Target Heart Rate (THR) is a safe and effective zone between these two. Exercising in this zone ensures you don’t undertrain or overstrain your body.
| Age | HRmax (220 − Age) |
Very Light (50–60% HRmax) |
Light (60–70% HRmax) |
Moderate (70–80% HRmax) |
Hard (80–90% HRmax) |
Very Hard (90–100% HRmax) |
|---|---|---|---|---|---|---|
| 20 | 200 | 100 – 120 | 120 – 140 | 140 – 160 | 160 – 180 | 180 – 200 |
| 30 | 190 | 95 – 114 | 114 – 133 | 133 – 152 | 152 – 171 | 171 – 190 |
| 40 | 180 | 90 – 108 | 108 – 126 | 126 – 144 | 144 – 162 | 162 – 180 |
| 50 | 170 | 85 – 102 | 102 – 119 | 119 – 136 | 136 – 153 | 153 – 170 |
| 60 | 160 | 80 – 96 | 96 – 112 | 112 – 128 | 128 – 144 | 144 – 160 |
| 70 | 150 | 75 – 90 | 90 – 105 | 105 – 120 | 120 – 135 | 135 – 150 |
Note: HRmax is estimated by the formula 220 − Age. - Very Light (50–60% HRmax): warm-up, recovery - Light (60–70% HRmax): fat burning, endurance - Moderate (70–80% HRmax): cardio fitness - Hard (80–90% HRmax): performance training - Very Hard (90–100% HRmax): maximum effort
There are a few formulas to calculate it. Let’s explain simply.
If you are 40 years old:
HRmax = 220 – 40 = 180 bpm
HRmax = 206.9 – (0.67 × 40) ≈ 180 bpm
Both give almost the same result.
Formula:
Target HR = (HRmax – HRrest) × Training Intensity + HRrest
Age: 45 years
Resting Heart Rate (HRrest): 72 bpm
HRmax = 220 – 45 = 175 bpm
HRR = HRmax – HRrest = 175 – 72 = 103 bpm
For 40% to 59% intensity:
Lower limit = (103 × 0.40) + 72 = 113 bpm
Upper limit = (103 × 0.59) + 72 = 133 bpm
Target Zone: 113–133 bpm
Exercising in this zone gives good results and is safe.
Place fingers on your wrist or neck and count beats for 15 seconds. Multiply by 4 to get bpm.
Smartwatches, fitness bands, or heart rate monitors are easier. They often show your target zone automatically.
If you want to lose weight, try to keep your heart beating kind of fast, but not too much—about 60 to 70 out of 100 of your biggest heartbeat when you exercise. This is like when you’re running or riding your bike and feel a little out of breath but can still talk. When your heart beats this fast, your body uses up more fat, so losing weight gets easier. Remember, if you want to lose weight, eating healthy food is just as important as moving your body.

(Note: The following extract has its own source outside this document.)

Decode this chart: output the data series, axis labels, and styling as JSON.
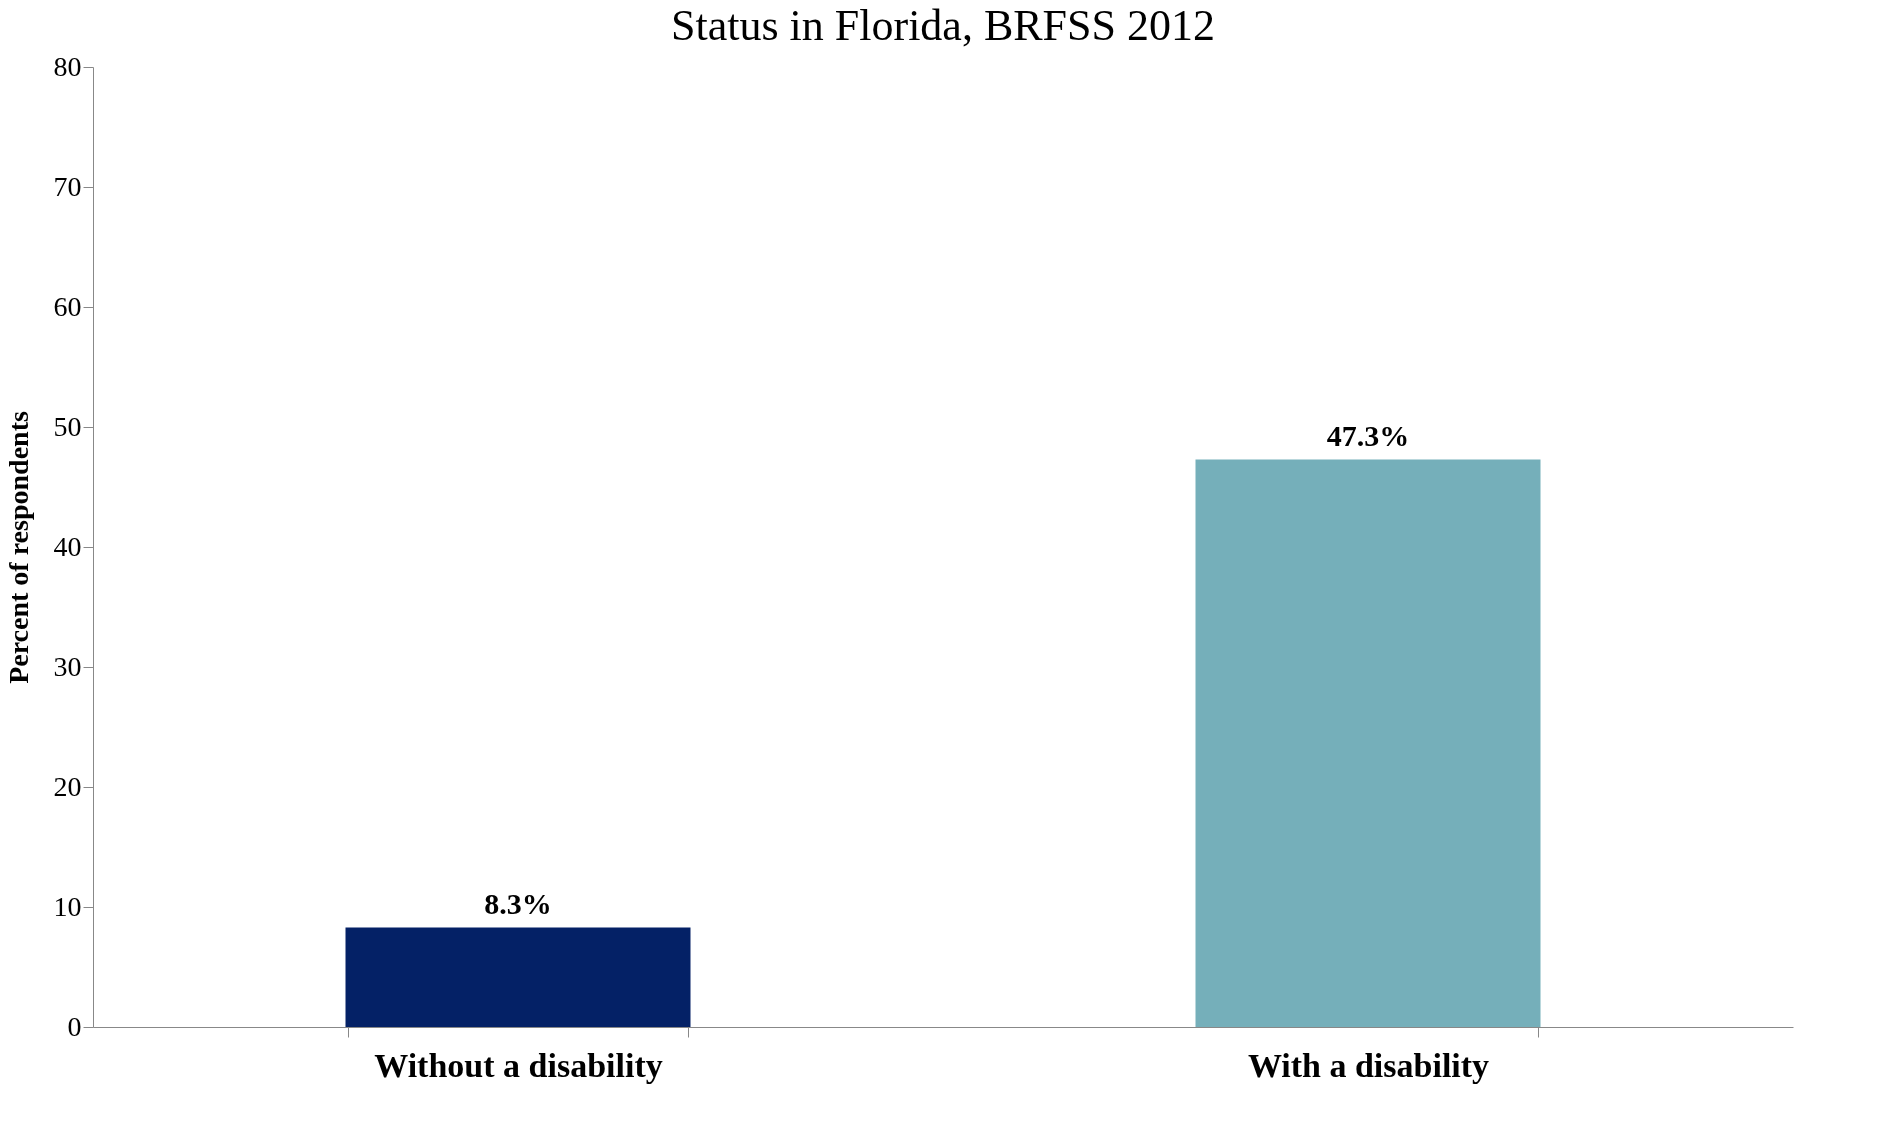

There’s a super simple way: Take 220 and minus your age. So if you are 10 years old: 220 – 10 = 210. That means your "max" heart rate is around 210 beats per minute. There’s also another way, but it’s just adding and multiplying numbers—most people just use the first, easy one! And if a doctor or coach wants to know for sure, they might ask what your heartbeat is when you’re just sitting still, to do a more special math.

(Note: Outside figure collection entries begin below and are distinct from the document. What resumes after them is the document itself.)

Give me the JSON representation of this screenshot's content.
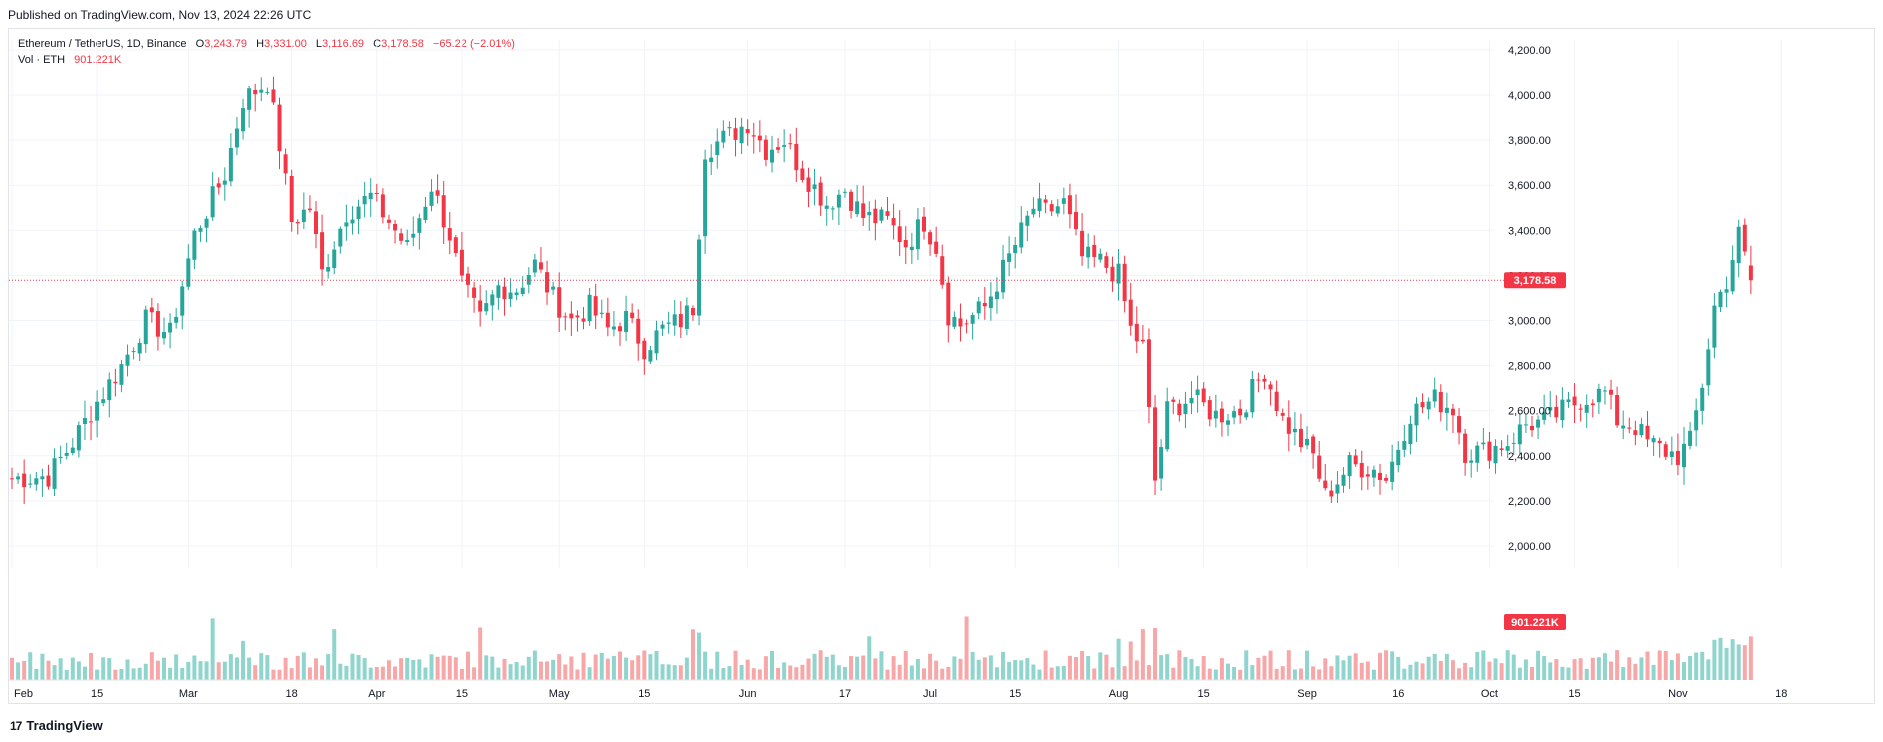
{
  "header": {
    "published": "Published on TradingView.com, Nov 13, 2024 22:26 UTC"
  },
  "legend": {
    "symbol": "Ethereum / TetherUS, 1D, Binance",
    "open_label": "O",
    "open": "3,243.79",
    "high_label": "H",
    "high": "3,331.00",
    "low_label": "L",
    "low": "3,116.69",
    "close_label": "C",
    "close": "3,178.58",
    "change": "−65.22 (−2.01%)",
    "volume_name": "Vol · ETH",
    "volume_value": "901.221K"
  },
  "footer": {
    "brand": "TradingView",
    "brand_mark": "17"
  },
  "colors": {
    "up": "#26a69a",
    "down": "#f23645",
    "vol_up": "#8fd5cd",
    "vol_down": "#f7a7a7",
    "grid": "#f0f3fa"
  },
  "chart_data": {
    "type": "candlestick",
    "title": "Ethereum / TetherUS, 1D, Binance",
    "y_ticks": [
      "2,000.00",
      "2,200.00",
      "2,400.00",
      "2,600.00",
      "2,800.00",
      "3,000.00",
      "3,200.00",
      "3,400.00",
      "3,600.00",
      "3,800.00",
      "4,000.00",
      "4,200.00"
    ],
    "ylim": [
      1900,
      4300
    ],
    "x_ticks": [
      {
        "label": "Feb",
        "day": 0
      },
      {
        "label": "15",
        "day": 14
      },
      {
        "label": "Mar",
        "day": 29
      },
      {
        "label": "18",
        "day": 46
      },
      {
        "label": "Apr",
        "day": 60
      },
      {
        "label": "15",
        "day": 74
      },
      {
        "label": "May",
        "day": 90
      },
      {
        "label": "15",
        "day": 104
      },
      {
        "label": "Jun",
        "day": 121
      },
      {
        "label": "17",
        "day": 137
      },
      {
        "label": "Jul",
        "day": 151
      },
      {
        "label": "15",
        "day": 165
      },
      {
        "label": "Aug",
        "day": 182
      },
      {
        "label": "15",
        "day": 196
      },
      {
        "label": "Sep",
        "day": 213
      },
      {
        "label": "16",
        "day": 228
      },
      {
        "label": "Oct",
        "day": 243
      },
      {
        "label": "15",
        "day": 257
      },
      {
        "label": "Nov",
        "day": 274
      },
      {
        "label": "18",
        "day": 291
      }
    ],
    "last_price": "3,178.58",
    "last_price_value": 3178.58,
    "last_volume": "901.221K",
    "close_path": [
      [
        0,
        2300
      ],
      [
        6,
        2310
      ],
      [
        10,
        2460
      ],
      [
        14,
        2640
      ],
      [
        18,
        2800
      ],
      [
        22,
        3000
      ],
      [
        26,
        2940
      ],
      [
        30,
        3380
      ],
      [
        35,
        3650
      ],
      [
        38,
        3980
      ],
      [
        42,
        4060
      ],
      [
        44,
        3780
      ],
      [
        46,
        3440
      ],
      [
        49,
        3500
      ],
      [
        51,
        3210
      ],
      [
        55,
        3480
      ],
      [
        59,
        3550
      ],
      [
        62,
        3440
      ],
      [
        65,
        3320
      ],
      [
        69,
        3600
      ],
      [
        72,
        3380
      ],
      [
        74,
        3160
      ],
      [
        77,
        3000
      ],
      [
        80,
        3150
      ],
      [
        83,
        3140
      ],
      [
        86,
        3250
      ],
      [
        89,
        3100
      ],
      [
        92,
        3000
      ],
      [
        95,
        3060
      ],
      [
        98,
        2960
      ],
      [
        101,
        3010
      ],
      [
        104,
        2880
      ],
      [
        107,
        2960
      ],
      [
        110,
        3000
      ],
      [
        112,
        3060
      ],
      [
        114,
        3760
      ],
      [
        118,
        3820
      ],
      [
        121,
        3880
      ],
      [
        124,
        3760
      ],
      [
        127,
        3800
      ],
      [
        130,
        3660
      ],
      [
        134,
        3520
      ],
      [
        137,
        3580
      ],
      [
        140,
        3460
      ],
      [
        144,
        3440
      ],
      [
        147,
        3340
      ],
      [
        150,
        3440
      ],
      [
        152,
        3330
      ],
      [
        154,
        3030
      ],
      [
        156,
        2980
      ],
      [
        160,
        3060
      ],
      [
        164,
        3280
      ],
      [
        168,
        3500
      ],
      [
        170,
        3480
      ],
      [
        173,
        3520
      ],
      [
        176,
        3280
      ],
      [
        179,
        3260
      ],
      [
        182,
        3200
      ],
      [
        184,
        2960
      ],
      [
        186,
        2880
      ],
      [
        188,
        2290
      ],
      [
        190,
        2600
      ],
      [
        194,
        2660
      ],
      [
        198,
        2580
      ],
      [
        202,
        2600
      ],
      [
        206,
        2780
      ],
      [
        209,
        2560
      ],
      [
        212,
        2460
      ],
      [
        214,
        2400
      ],
      [
        216,
        2220
      ],
      [
        220,
        2360
      ],
      [
        224,
        2340
      ],
      [
        226,
        2300
      ],
      [
        230,
        2590
      ],
      [
        234,
        2650
      ],
      [
        237,
        2610
      ],
      [
        239,
        2420
      ],
      [
        242,
        2420
      ],
      [
        246,
        2460
      ],
      [
        249,
        2540
      ],
      [
        252,
        2550
      ],
      [
        255,
        2600
      ],
      [
        258,
        2650
      ],
      [
        262,
        2680
      ],
      [
        264,
        2560
      ],
      [
        267,
        2530
      ],
      [
        269,
        2460
      ],
      [
        272,
        2420
      ],
      [
        274,
        2400
      ],
      [
        276,
        2460
      ],
      [
        278,
        2720
      ],
      [
        280,
        3060
      ],
      [
        282,
        3180
      ],
      [
        284,
        3380
      ],
      [
        286,
        3178.58
      ]
    ],
    "candle_count": 287
  }
}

Nope! Pushing your heart really fast every day—like at 90 out of 100—isn’t safe for most people. That’s only something grown-up athletes do, and not all the time. It’s better—especially for kids and people just starting out—to do exercise where your heart is working, but not crazy fast. Around 60 to 75 out of 100 is just right for most people. That way, you’ll feel good, get stronger, and not get hurt or super tired.
Smartwatches are cool, but they’re not perfect. Sometimes, if the watch is loose, you’re sweaty, or you’re moving your arms a lot, it can give you a wrong number. If you want the "super correct" number, athletes use a chest strap, but for everyday playing and sports, your smartwatch does a good job.
Yes! When you run or play a lot and get stronger, your heart gets better at its job, so it doesn’t have to beat as fast when you’re resting. Also, as you keep practicing, you might notice that the same game or run feels easier, and your “target heart rate” can change a little too. That means you’re getting fitter, which is awesome!
Just remember—move your body, eat good food, and listen to grown-ups or coaches if you’re not sure. Getting fit and healthy doesn’t have to be complicated or scary—it can even be fun!